I believe many ardent typographers would answer, "not much".
Readability is a semantic and syntac attribute of text while legibility is a visual attribute of type. The smaller the type size the heavier the stroke and the wider the set. The larger the type size the lighter the stroke and the narrower the set.
The introduction of photo-mechanical and photo-electronic composition made photographic scaling possible, and the introduction of splines perpetuated the possibility (URW Nimbus, Linotype's early no name splines, Adobe Type 1 and Type 3, Bitstream Speedo, Apple TrueType, Monotype Qubic, Compugraphic Intellifont).
The problem with splines is that the single master is designed for some size and that single master is then scaled to sizes it was not designed for.
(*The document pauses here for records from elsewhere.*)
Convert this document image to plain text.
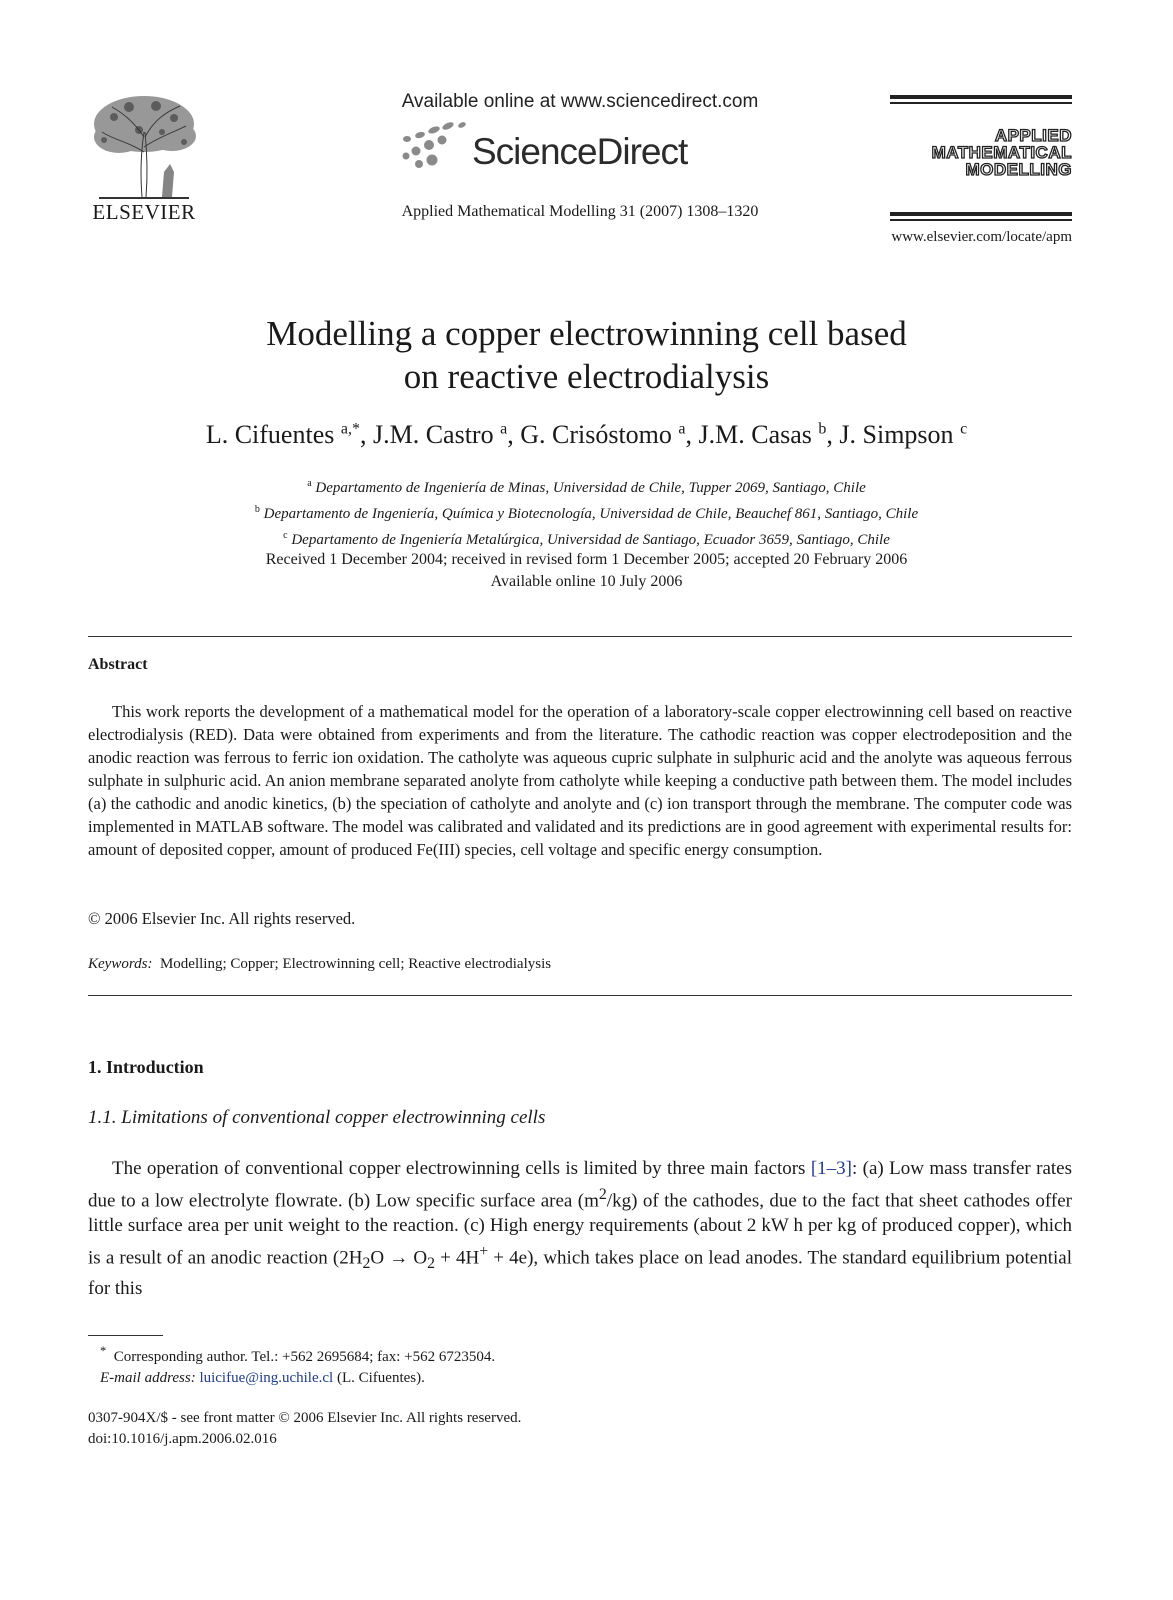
ELSEVIER
Available online at www.sciencedirect.com
ScienceDirect
Applied Mathematical Modelling 31 (2007) 1308–1320
APPLIED
MATHEMATICAL
MODELLING
www.elsevier.com/locate/apm
Modelling a copper electrowinning cell based
on reactive electrodialysis
L. Cifuentes $^{a,*}$, J.M. Castro $^a$, G. Crisóstomo $^a$, J.M. Casas $^b$, J. Simpson $^c$
$^a$ Departamento de Ingeniería de Minas, Universidad de Chile, Tupper 2069, Santiago, Chile
$^b$ Departamento de Ingeniería, Química y Biotecnología, Universidad de Chile, Beauchef 861, Santiago, Chile
$^c$ Departamento de Ingeniería Metalúrgica, Universidad de Santiago, Ecuador 3659, Santiago, Chile
Received 1 December 2004; received in revised form 1 December 2005; accepted 20 February 2006
Available online 10 July 2006
Abstract

This work reports the development of a mathematical model for the operation of a laboratory-scale copper electrowinning cell based on reactive electrodialysis (RED). Data were obtained from experiments and from the literature. The cathodic reaction was copper electrodeposition and the anodic reaction was ferrous to ferric ion oxidation. The catholyte was aqueous cupric sulphate in sulphuric acid and the anolyte was aqueous ferrous sulphate in sulphuric acid. An anion membrane separated anolyte from catholyte while keeping a conductive path between them. The model includes (a) the cathodic and anodic kinetics, (b) the speciation of catholyte and anolyte and (c) ion transport through the membrane. The computer code was implemented in MATLAB software. The model was calibrated and validated and its predictions are in good agreement with experimental results for: amount of deposited copper, amount of produced Fe(III) species, cell voltage and specific energy consumption.

© 2006 Elsevier Inc. All rights reserved.
Keywords: Modelling; Copper; Electrowinning cell; Reactive electrodialysis
1. Introduction
1.1. Limitations of conventional copper electrowinning cells

The operation of conventional copper electrowinning cells is limited by three main factors [1–3]: (a) Low mass transfer rates due to a low electrolyte flowrate. (b) Low specific surface area $(m^2/kg)$ of the cathodes, due to the fact that sheet cathodes offer little surface area per unit weight to the reaction. (c) High energy requirements (about 2 kW h per kg of produced copper), which is a result of an anodic reaction $(2H_2O \to O_2 + 4H^+ + 4e)$, which takes place on lead anodes. The standard equilibrium potential for this

* Corresponding author. Tel.: +562 2695684; fax: +562 6723504.
E-mail address: luicifue@ing.uchile.cl (L. Cifuentes).
0307-904X/$ - see front matter © 2006 Elsevier Inc. All rights reserved.
doi:10.1016/j.apm.2006.02.016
If the design is for 12 point and a 6 point small cap is faked from the 12 point capital, the 6 point will be illegibly light.
There are two technologies that deal with this, one is Adobe's Multiple Master technology and the other is Apple's Variations technology for up to 64 design dimensions simultaneously. Adobe's technology was made for simulating fonts Adobe did not have permission to embed in PDF.
Adobe's technology was sold in Adobe Type 1 Multiple Master type products, supported in QuarkXPress 3. Adobe's technology is used as internal format in Fontlab whereas the external format is saved out as single master. OpenType 1.4 does not support Multiple Masters.
Apple's Variations technology was developed for complex multilingual composition, for instance, in shaping of kashidas in Arabic. It is simplicity itself to use, simply use the sliders in the Typography Palette for SFNT Spline Font files that have Variations.
Note that the QuickDraw Graphics Extension and ATSUI Apple Type Services for Unicode Imaging support as well Apple Variations as Adobe Multiple Masters. To test this, download Intaglio from Purgatory Design and enable the Typography Palette for Apple Skia and any Adobe Type 1 Multiple Master of your choice.